7. Keep adding more stock and wine until the rice feels soft and the risotto is thick and creamy

Salad & parmesan crisps:

1. Mix the watercress and apricot together in a large bowl

2. Make the salad dressing by mixing a splash of olive oil, splash of cider vinegar and splash of apple juice together in even quantities

3. Make the parmesan crisps by finely grating the parmesan cheese and sprinkling a thin layer on greaseproof paper on a baking tray

4. Place on the top shelf in the oven at 220C

5. Watch carefully until the parmesan has all melted and is bubbling and remove when it starts to colour (2 to 3 minutes) ensuring that it doesn’t burn

6. Remove from the oven and leave a few minutes before cutting into whatever shape takes your fancy

To serve:

Add a knob of butter and a handful of parmesan to the risotto and mix in fully before serving in a small mound accompanied by the salad with dressing and parmesan crisp.

I’m sure you’ll agree that the end result looks pretty good! I can also confirm that it tasted fantastic as well.
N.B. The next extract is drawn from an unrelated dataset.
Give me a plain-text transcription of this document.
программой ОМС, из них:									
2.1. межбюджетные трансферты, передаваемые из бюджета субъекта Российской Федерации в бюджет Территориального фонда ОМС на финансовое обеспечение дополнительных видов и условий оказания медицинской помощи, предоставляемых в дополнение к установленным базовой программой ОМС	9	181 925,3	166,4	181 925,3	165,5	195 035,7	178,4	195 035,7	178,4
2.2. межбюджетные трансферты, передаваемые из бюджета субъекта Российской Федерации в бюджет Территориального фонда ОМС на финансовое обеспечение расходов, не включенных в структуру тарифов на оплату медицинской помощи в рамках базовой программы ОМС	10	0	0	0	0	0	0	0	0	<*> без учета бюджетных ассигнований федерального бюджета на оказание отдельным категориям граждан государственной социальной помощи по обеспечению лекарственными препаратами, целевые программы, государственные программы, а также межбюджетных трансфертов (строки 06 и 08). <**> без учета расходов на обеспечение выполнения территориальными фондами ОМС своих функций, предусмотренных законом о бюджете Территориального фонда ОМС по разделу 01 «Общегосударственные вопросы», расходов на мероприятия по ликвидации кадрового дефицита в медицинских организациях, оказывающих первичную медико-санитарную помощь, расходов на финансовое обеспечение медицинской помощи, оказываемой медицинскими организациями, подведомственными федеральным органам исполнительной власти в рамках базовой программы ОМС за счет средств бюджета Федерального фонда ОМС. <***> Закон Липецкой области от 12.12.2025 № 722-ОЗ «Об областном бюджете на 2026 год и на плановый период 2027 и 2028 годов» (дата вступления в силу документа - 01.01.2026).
I love bacon so it was off to a good start but the flavour combination of the smokey, salty bacon and sweet, fresh apple is lovely.

The salad was the perfect accompaniment with the zingy dressing complimenting the peppery watercress well and the occasional bursts of sweetness from the apricot were delicious.

In terms of the actual recipe I found it pretty easy to follow with just a couple of minor issues. The eagle eyed amongst you will have noticed that there is no mention of the sage in the method. I stirred most of it through just before I finished cooking the risotto and saved a little for the top. Also, it you followed the recipe literally you’d have had 2 whole cloves of garlic in your risotto which i’m sure wasn’t intended, so I crushed it into the pan at step 3.

I also needed to cook my parmesan crisp for far longer than 2 to 3 minutes, it was at least 7 or 8.

Other than that I think it’s a great recipe, I enjoyed making it and eating it even more. It’s even more impressive that it was created by a 15 year old, Pippa is clearly a worthy winner of Yorkshire’s Best Young Chef.

Disclaimer: I received a gift voucher from Sainsbury’s to cover the cost of the ingredients.